Father and son donned their cloaks and stepped into the cold drizzle of an early spring day. They didn’t converse as they made their way along the streets toward the post office. Inside the brick building, Reid followed Martin to a board with multiple notices tacked on it and pamphlets spread on a counter in front of it.
Martin began to peruse the leaflets, obviously in search of something. Reid waited patiently, lost in his own melancholy.
“Ah—here it is!” Martin waved a printed sheet over his head. “Take a look.”
March 1, 1782
Five Hundred Acre Land Grants in the Missouri Territory
Available for White Men aged Eighteen to Thirty-Eight.
Must apply at the Saint Louis Land Grant Office in Person.

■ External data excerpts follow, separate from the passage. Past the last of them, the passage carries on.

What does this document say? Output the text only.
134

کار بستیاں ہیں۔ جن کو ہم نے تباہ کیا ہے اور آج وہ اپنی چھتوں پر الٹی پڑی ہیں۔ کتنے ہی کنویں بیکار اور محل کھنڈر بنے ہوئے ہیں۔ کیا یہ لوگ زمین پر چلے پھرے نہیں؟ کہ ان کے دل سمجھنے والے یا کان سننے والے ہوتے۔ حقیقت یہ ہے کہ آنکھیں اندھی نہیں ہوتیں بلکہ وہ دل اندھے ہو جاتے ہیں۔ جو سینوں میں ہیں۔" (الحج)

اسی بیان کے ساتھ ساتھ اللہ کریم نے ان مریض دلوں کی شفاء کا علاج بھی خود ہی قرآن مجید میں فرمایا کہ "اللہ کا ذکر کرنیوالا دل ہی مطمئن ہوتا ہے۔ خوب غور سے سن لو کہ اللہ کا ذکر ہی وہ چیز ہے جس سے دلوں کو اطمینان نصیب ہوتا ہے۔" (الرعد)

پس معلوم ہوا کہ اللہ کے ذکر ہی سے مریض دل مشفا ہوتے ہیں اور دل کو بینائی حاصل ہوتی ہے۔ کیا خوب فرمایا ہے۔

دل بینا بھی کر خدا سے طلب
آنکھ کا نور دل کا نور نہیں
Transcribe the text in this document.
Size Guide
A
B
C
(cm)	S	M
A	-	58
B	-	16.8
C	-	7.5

Reid read the notice twice. “They are giving land away?”
“So it says.” Martin looked him in the eye. “Interested?”
Was he? Reasons not to go abounded. The distance, for one. If he arrived too late to claim a parcel, he would have spent time and money for nothing. The fact that he would be living in the wilderness by himself for another.
Of course, he could hunt. Skin the animals and either use or sell the pelts. He could certainly build himself a cabin before winter. Maybe take seeds with him and plant a small garden.
His heart began to pound. He could do this. He could go to Missouri, claim the land, and set up his own kingdom. Be sovereign over his own property, as
he had mentioned to—never mind. Perhaps somewhere along the way, he would find a new passion.
One could always hope.
Reid nodded soberly. “This is what I need to do, Pappa. I need to start a new life as Reidar Hansen, far away from war and unhappy memories.”
Martin suddenly looked older. A little sad—as if the inevitable happened and he was already prepared. He threw an arm around Reid’s shoulders.
“I believe you’re right, son,” he said. “But let me be the one to tell your mother.”
Part Three
SOVEREIGNTY
CHAPTER TWENTY FIVE
May 14, 1782
St. Louis
Missouri Territory
Reid tied his pair of draft horses to the railing and, dusting himself off, climbed the wooden steps and opened the door of the St. Louis Land Grant Office.
“Is this where I apply for the land?” he asked the clerk behind a desk.
The thin, balding man looked up. “It is.”
“Is there land still available?” Reid prodded.
The man nodded. “There is.”
Reid glanced around the room. Flattened maps littered the one large table, and rolled ones filled a bank of cubbyholes. There was no posted indication as to what his next action should be.
He faced the man again. “Will you give me five hundred acres please?”
The clerk lifted a sheet of printed paper from a neat stack, retrieved a quill pen, sharpened the point, and looked up at Reid. “Name?”
“Reidar Magnus Hansen,” Reid answered and spelled out his names.
“Wife?”
“No.”
“Children?”
“No.”
“Born?”
“Boston. Seventeen-fifty.”
“Age today?”
“Thirty-two.”
The clerk squinted at the paper. “Raise your right hand.”
Reid did so.
“Do you swear that you will occupy and settle the land you receive, are of sound mental and physical condition, upstanding in character, and will behave in a lawful and upright manner for as long as the land is in your possession?”